My mum was amazing – I know people always say nice things about people after they’ve died, but my mum really was amazing. She had a laugh you couldn’t ignore, and gave the best cuddles. She called me ‘doll’ and when she died I was 23 and we had just made that transition from ‘mum and daughter’ to ‘mum-friend and daughter-friend’. We talked almost every day and she used to say that I probably told her more than I should. When she died, I felt lucky that I had had so long with her. I felt like I was past the age that I needed a mum and that it all would have been so much worse if I had been younger. I think I was probably right, but at the same time, the older I get the more I realise how much we’ve all missed out on – I’ve missed out on having my mum to plan my wedding with and missed having her to complain to friends about when I had babies and didn’t have her giving me unwanted advice.
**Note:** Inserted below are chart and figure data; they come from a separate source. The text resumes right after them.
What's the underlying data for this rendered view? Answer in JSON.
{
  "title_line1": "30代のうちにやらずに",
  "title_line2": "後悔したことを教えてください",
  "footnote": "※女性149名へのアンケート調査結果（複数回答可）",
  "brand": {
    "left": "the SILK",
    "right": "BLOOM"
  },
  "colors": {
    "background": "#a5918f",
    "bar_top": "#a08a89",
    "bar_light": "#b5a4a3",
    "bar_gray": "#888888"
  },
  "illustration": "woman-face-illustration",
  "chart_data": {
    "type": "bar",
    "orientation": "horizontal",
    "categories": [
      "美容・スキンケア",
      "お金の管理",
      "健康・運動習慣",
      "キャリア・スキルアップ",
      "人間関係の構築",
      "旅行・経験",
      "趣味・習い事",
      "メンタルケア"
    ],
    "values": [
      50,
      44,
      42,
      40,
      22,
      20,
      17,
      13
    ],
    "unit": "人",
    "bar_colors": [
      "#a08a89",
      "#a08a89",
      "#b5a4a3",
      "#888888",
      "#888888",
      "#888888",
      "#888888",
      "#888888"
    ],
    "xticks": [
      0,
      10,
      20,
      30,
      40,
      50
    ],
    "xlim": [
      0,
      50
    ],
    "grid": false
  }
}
But, god, how I wanted her advice. My children have missed out on knowing their grandma – and she would have been the best grandma. My husband has missed out on having a mother-in-law to roll his eyes about. And she’s missed out too – she’s missed out on getting to know my beautiful babies and all the next points of her life.
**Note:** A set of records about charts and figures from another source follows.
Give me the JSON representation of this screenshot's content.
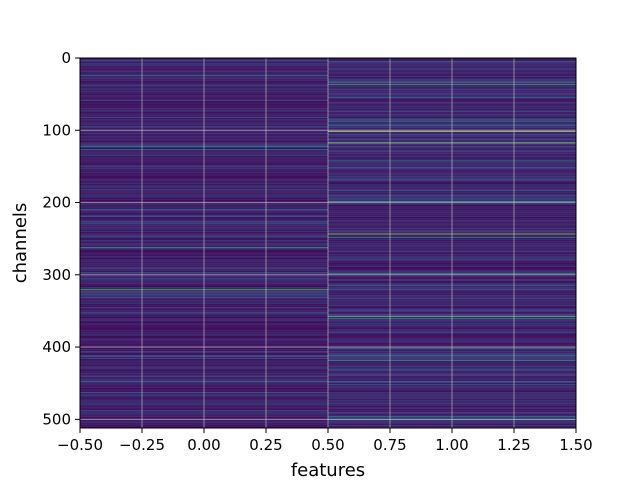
{
  "chart_data": {
    "type": "heatmap",
    "title": "",
    "xlabel": "features",
    "ylabel": "channels",
    "xlim": [
      -0.5,
      1.5
    ],
    "ylim": [
      512,
      0
    ],
    "y_inverted": true,
    "colormap": "viridis",
    "grid": true,
    "x_ticks": [
      -0.5,
      -0.25,
      0.0,
      0.25,
      0.5,
      0.75,
      1.0,
      1.25,
      1.5
    ],
    "x_tick_labels": [
      "−0.50",
      "−0.25",
      "0.00",
      "0.25",
      "0.50",
      "0.75",
      "1.00",
      "1.25",
      "1.50"
    ],
    "y_ticks": [
      0,
      100,
      200,
      300,
      400,
      500
    ],
    "y_tick_labels": [
      "0",
      "100",
      "200",
      "300",
      "400",
      "500"
    ],
    "n_rows": 512,
    "n_cols": 2,
    "highlight_rows": {
      "col0": [
        {
          "row": 24,
          "value": 0.45
        },
        {
          "row": 122,
          "value": 0.5
        },
        {
          "row": 126,
          "value": 0.42
        },
        {
          "row": 262,
          "value": 0.55
        },
        {
          "row": 290,
          "value": 0.38
        },
        {
          "row": 320,
          "value": 0.65
        },
        {
          "row": 322,
          "value": 0.55
        },
        {
          "row": 412,
          "value": 0.4
        },
        {
          "row": 462,
          "value": 0.35
        }
      ],
      "col1": [
        {
          "row": 33,
          "value": 0.55
        },
        {
          "row": 36,
          "value": 0.6
        },
        {
          "row": 87,
          "value": 0.45
        },
        {
          "row": 101,
          "value": 0.9
        },
        {
          "row": 117,
          "value": 0.85
        },
        {
          "row": 142,
          "value": 0.45
        },
        {
          "row": 198,
          "value": 0.6
        },
        {
          "row": 243,
          "value": 0.85
        },
        {
          "row": 248,
          "value": 0.5
        },
        {
          "row": 298,
          "value": 0.55
        },
        {
          "row": 314,
          "value": 0.45
        },
        {
          "row": 357,
          "value": 0.75
        },
        {
          "row": 360,
          "value": 0.5
        },
        {
          "row": 402,
          "value": 0.45
        },
        {
          "row": 418,
          "value": 0.55
        },
        {
          "row": 496,
          "value": 0.45
        },
        {
          "row": 500,
          "value": 0.5
        }
      ]
    }
  }
}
Life without mum is just downright weird. Logically, you know that parents ‘should’ die before their children, but there are times when I feel as helpless as a fledgling abandoned in a nest. I have a picture in my head of what it means to be a mum and a wife…but only up to a point. It’s like my mum’s life is the guide map to my own. I can picture my mum at my age – I can plot my own life through hers and know what I’ll look like, how I’ll tackle challenges, how my children will see me – but only up until I’m 45. After that I have no idea. What happens when you over take your mother?
I guess all I can do is live my life in a way that would make her proud. And it’s not enough – I know she’s somewhere in the ethereal ‘ever’ watching over us, and in that sense she’s proud of us, and loves my children. But it’s not enough. I don’t know how to mark my life to show that she has a space with me. I can see little glimpses of her sometimes in things I say, and in a fleeting expression on my daughter’s face. But I don’t know if the absence of mum in my life will ever get easier to bear. I don’t know if the scar left on the landscape of my life will ever grow over.
I don’t know why I’m writing this really. And I don’t know how to end it, because there’s no way to ‘sign off’ without sounding either trite or maudlin. I miss her. I don’t know if that will ever end.